A convidada destacou a necessidade de ter orgulho e respeito a todos os povos originários do Brasil. “Nós, brasileiros, somos a quinta diáspora; somos a quinta região da África; somos o maior contingente de pessoas negras fora do continente africano. Isso significa que, depois da Nigéria, o Brasil tem o maior número de pessoas pretas e pardas. Falamos sobre ancestralidade porque a gente tem orgulho de ser quem a gente é”, afirmou Lia.
Já o indigenista Cléber Oliveira apontou os preconceitos e estigmas em relação aos indígenas, que formam mais de 300 etnias distintas no Brasil. “A maioria dos brasileiros pouco sabe sobre os povos indígenas; na realidade, tudo que se sabe foi inventado ou contado de forma distorcida. Isso foi cristalizado na identidade nacional e no imaginário brasileiro, como a ideia de que indígenas são preguiçosos e só vivem na Amazônia”, lamentou.
Foi justamente com o propósito de informar e educar sobre a relevância cultural dessas comunidades que Cleber desenvolveu o trabalho na Tamã, marca colaborativa que elabora produtos e coleções em parceria com comunidades indígenas e quilombolas. Em meio à roda de conversa, no #MFD Festival, Cléber destacou que a label é estruturada na identidade multiétnica brasileira, ao usar a moda como ferramenta para promoção de causas socioambientais.
No modelo de negócio, a partir da cocriação, o excedente é dividido em partes iguais com as comunidades e artistas parceiros, mas também existem iniciativas que recebem 100% do lucro. “Não é uma ferramenta de ajuda, mas sim, uma relação de confiança”, enfatizou o indigenista.
A mediadora do bate-papo, Romilda Gomes, é fundadora e professora do Pence Ateliê, além de designer e empreendedora da marca Adentro. Na ocasião, ela ressaltou a importância do senso de comunidade. “A moda pode ser uma ferramenta política muito forte. Temos que saber de onde vêm as nossas roupas, qual é o significado de cada peça e estampa que a gente usa, qual é o material; quem faz as nossas roupas. Isso nos fortalece como sociedade”, recomendou.
Processo criativo
Para falar sobre processo criativo, a professora de moda Rafaella Lacerda – e também curadora dos talks no Metrópoles Fashion & Design – recebeu a dupla de idealizadoras do estúdio criativo Piquenique Design.

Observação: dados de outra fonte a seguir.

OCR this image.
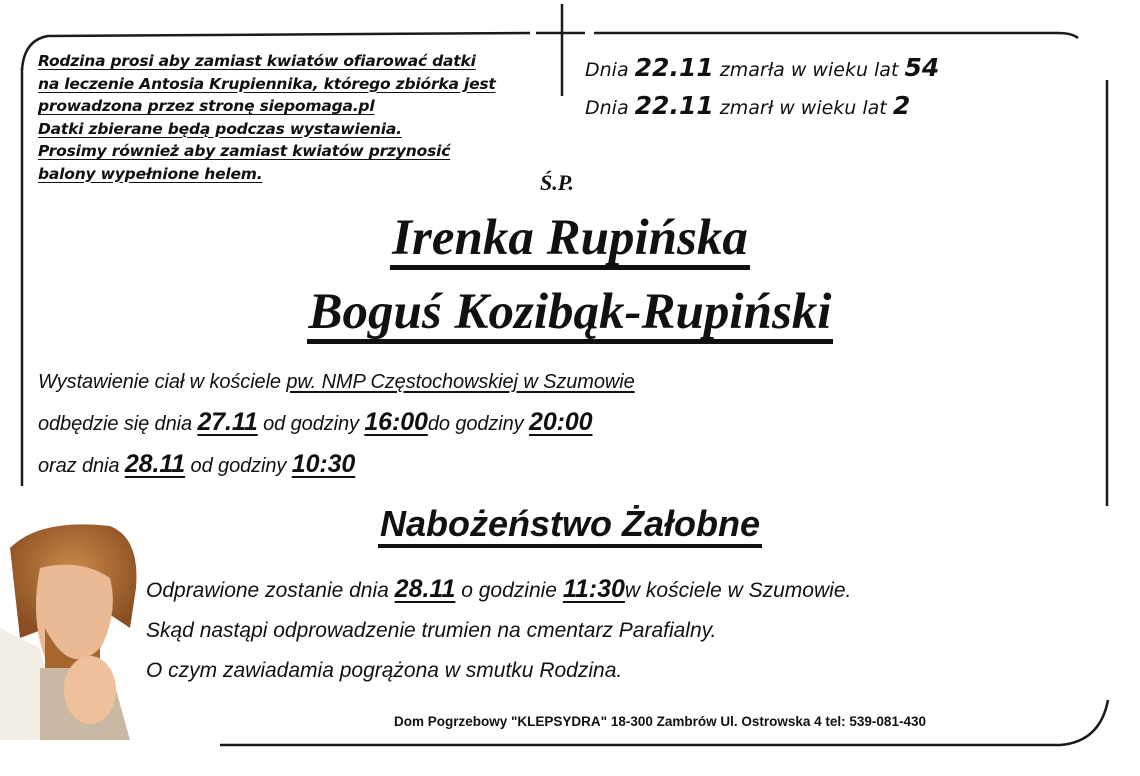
Rodzina prosi aby zamiast kwiatów ofiarować datki
na leczenie Antosia Krupiennika, którego zbiórka jest
prowadzona przez stronę siepomaga.pl
Datki zbierane będą podczas wystawienia.
Prosimy również aby zamiast kwiatów przynosić
balony wypełnione helem.
Dnia 22.11 zmarła w wieku lat 54
Dnia 22.11 zmarł w wieku lat 2
Ś.P.
Irenka Rupińska
Boguś Kozibąk-Rupiński
Wystawienie ciał w kościele pw. NMP Częstochowskiej w Szumowie
odbędzie się dnia 27.11 od godziny 16:00do godziny 20:00
oraz dnia 28.11 od godziny 10:30
Nabożeństwo Żałobne
Odprawione zostanie dnia 28.11 o godzinie 11:30w kościele w Szumowie.
Skąd nastąpi odprowadzenie trumien na cmentarz Parafialny.
O czym zawiadamia pogrążona w smutku Rodzina.
Dom Pogrzebowy "KLEPSYDRA" 18-300 Zambrów Ul. Ostrowska 4 tel: 539-081-430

“Como professora, percebo, muitas vezes, que os alunos ficam resistentes à pesquisa, um dos pontos fundamentais no começo de um bom processo criativo. As convidadas foram escolhidas justamente para falar sobre a importância de uma roteirização e estruturação das ideias”, apresentou.
O trabalho da publicitária Letícia Soares e da comunicadora social Daisy Barros é focado no desenvolvimento de identidades visuais no segmento de gastronomia. No evento, elas falaram sobre a importância da busca de referências para obter inspiração e repertório.
“É válido olhar para tendências, desfiles, Pinterest; ter ferramentas de busca… Mas é fundamental olhar também para a própria identidade”, indicou Daisy. “Para montar cada projeto, precisamos fazer uma pesquisa muito intensa. Para iniciar o roteiro, que é o briefing, já fazemos uma curadoria de referências aprofundada, para ganhar os clientes”, disse Daisy.
Um dos pontos levantados por Letícia Soares é a oportunidade de ter momentos de descontração. “A parte do processo criativo é a de se divertir; é o momento que, depois de fazer todo o estudo de pesquisa, a gente aproveita”.
Para exemplificar, as participantes apresentaram cases de sucesso produzidos por elas, por meio de experimentação. Daisy, que também atua no mundo da estamparia, salientou que é fundamental pensar prioritariamente em qual história se quer contar.
“Percebo que, muitas vezes, o caminho é inverso na moda: uma coleção de verão, por exemplo, tem que ter floral? Por que flores? Quais flores? Temos que pensar primeiro no que queremos contar”, avaliou.
Manualidade afetiva
Qual o poder de uma rede conectada pela manualidade afetiva? A temática foi o fio de inspiração para o bate-papo comandado por Helô Rocha e Rachel Potira, que contou com a mediação do designer Serginho Calado. Do início ao fim, os participantes pontuaram sobre a conexão coletiva promovida pelo artesanato, em uma conversa regada a experiências pessoais.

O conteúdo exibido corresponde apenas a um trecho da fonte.